文化人類学者のエドワード・ホールは、相互作用の目標・対人関係の親密さの程度・役割行動などの観点から、相手の匂いや体温が感じられる距離で家族・恋人・親しい友人で許容される親密距離(45cm以内)、友人・知人などとの通常の会話における距離である個体距離(45~120cm)、商談などの仕事の話ができる距離である社会距離(120~360 cm)、講演など多数者を前にして緊張せずに一方的な働きかけのできる距離である公衆距離(360cm以上)の4種類に分類しています。
これが、対人距離に関する科学的な研究の先駆けとなったものです。
そして、この対人距離という概念の中に含まれるのが、パーソナル・スペースです。
パーソナル・スペースは、対人関係の指標・発展・維持・傾向を示す代表的な指標の1つであると定義されています。
そして、重要なのは「パーソナル」という部分ですが、これは「個人的な」「個人に属する」という意味があり、自分の周囲の個人的な空間がパーソナル・スペースであるということを意味しています。
つまり、パーソナル・スペースは自分が動くことに合わせて自由に動かせて、持ち運びが可能な空間であるとされているわけです。
これに対して、動物などにおける「なわばり」というものは、同じく個人(個体)に関わる重要な空間を指す用語ですが、自分と一緒に動いたり、持ち運んだりすることができない空間であるとされています。
パーソナル・スペースには、2つの要因があるとされています。1つは個人的要因とよばれるものであり、年齢・性別・パーソナリティ(性格)・精神疾患(精神症状)などです。
パーソナル・スペースは約12歳で、その後の大人の状態と同じスパースとなるという年齢的な特徴があります。
また、パーソナル・スペースは男性が女性より広いということが判明しており、特に男性同士では最もパーソナル・スペースが広くなるとされています。

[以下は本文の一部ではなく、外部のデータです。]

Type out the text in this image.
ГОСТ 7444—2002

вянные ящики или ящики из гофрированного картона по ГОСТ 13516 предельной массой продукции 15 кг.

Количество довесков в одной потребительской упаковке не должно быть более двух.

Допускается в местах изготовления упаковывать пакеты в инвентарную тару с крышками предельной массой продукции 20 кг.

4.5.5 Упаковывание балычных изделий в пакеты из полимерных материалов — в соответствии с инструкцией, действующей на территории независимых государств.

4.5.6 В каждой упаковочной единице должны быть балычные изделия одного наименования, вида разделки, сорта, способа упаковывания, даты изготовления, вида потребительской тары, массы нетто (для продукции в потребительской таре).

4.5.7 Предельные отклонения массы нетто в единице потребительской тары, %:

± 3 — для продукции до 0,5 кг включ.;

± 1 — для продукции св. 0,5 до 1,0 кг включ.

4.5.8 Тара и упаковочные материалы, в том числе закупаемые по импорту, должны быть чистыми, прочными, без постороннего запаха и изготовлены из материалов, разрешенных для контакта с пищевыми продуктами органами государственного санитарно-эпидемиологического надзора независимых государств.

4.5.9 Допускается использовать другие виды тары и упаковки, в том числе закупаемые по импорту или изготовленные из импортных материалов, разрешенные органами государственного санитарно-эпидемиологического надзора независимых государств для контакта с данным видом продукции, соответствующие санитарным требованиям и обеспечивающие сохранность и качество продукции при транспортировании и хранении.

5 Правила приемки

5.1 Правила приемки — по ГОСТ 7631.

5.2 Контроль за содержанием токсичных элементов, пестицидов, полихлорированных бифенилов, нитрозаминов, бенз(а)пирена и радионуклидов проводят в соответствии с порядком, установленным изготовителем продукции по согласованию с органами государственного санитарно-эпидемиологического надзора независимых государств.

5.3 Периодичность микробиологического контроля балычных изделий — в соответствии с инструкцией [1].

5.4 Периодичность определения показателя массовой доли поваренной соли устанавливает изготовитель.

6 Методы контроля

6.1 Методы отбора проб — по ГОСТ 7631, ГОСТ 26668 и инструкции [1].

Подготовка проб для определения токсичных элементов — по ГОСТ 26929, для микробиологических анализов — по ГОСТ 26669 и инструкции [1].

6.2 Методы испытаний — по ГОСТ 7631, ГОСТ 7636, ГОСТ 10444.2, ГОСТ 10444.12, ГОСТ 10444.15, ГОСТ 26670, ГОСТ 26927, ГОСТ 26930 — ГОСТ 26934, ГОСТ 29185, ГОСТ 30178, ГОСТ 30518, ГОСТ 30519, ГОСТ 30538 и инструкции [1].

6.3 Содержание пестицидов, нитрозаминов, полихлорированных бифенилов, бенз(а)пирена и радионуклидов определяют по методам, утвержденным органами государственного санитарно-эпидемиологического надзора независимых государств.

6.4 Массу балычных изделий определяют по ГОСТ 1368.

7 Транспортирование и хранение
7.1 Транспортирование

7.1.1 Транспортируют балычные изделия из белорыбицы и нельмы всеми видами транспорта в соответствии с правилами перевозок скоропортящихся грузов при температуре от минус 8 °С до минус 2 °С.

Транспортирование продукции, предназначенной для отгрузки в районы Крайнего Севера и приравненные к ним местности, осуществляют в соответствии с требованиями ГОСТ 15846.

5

さらに、精神疾患患者(クライエント)は、不安定で不適切なパーソナル・スペースを持ちやすいという問題を抱えることが判明しています。
これは、対人距離(パーソナル・スペース)がコミュニケーションの1つであると考えた場合に、コミュニケーションに関する問題を抱えていると考えることができます。
パーソナル・スペースのもう1つの要因は社会的状況要因とよばれるものです。
これは、対人関係・集団の状況・文化的要因などが該当します。
たとえば、対人関係の例でいえば、魅力的な人物に対しては、パーソナル・スペースが狭まる傾向があることが判明しています。
また、相手と何かを競い合っている状態よりも、何かで協力をしている状態の方がパーソナル・スペースは狭まるとされています。
さらに、相手との社会的な地位の差によって、ネガティブな印象を相手に持つ場合は、パーソナル・スペースは狭まるとされています。
このように、パーソナル・スペースには様々な要素があり、複雑な心理的過程から、人と人との距離が決定されているのです。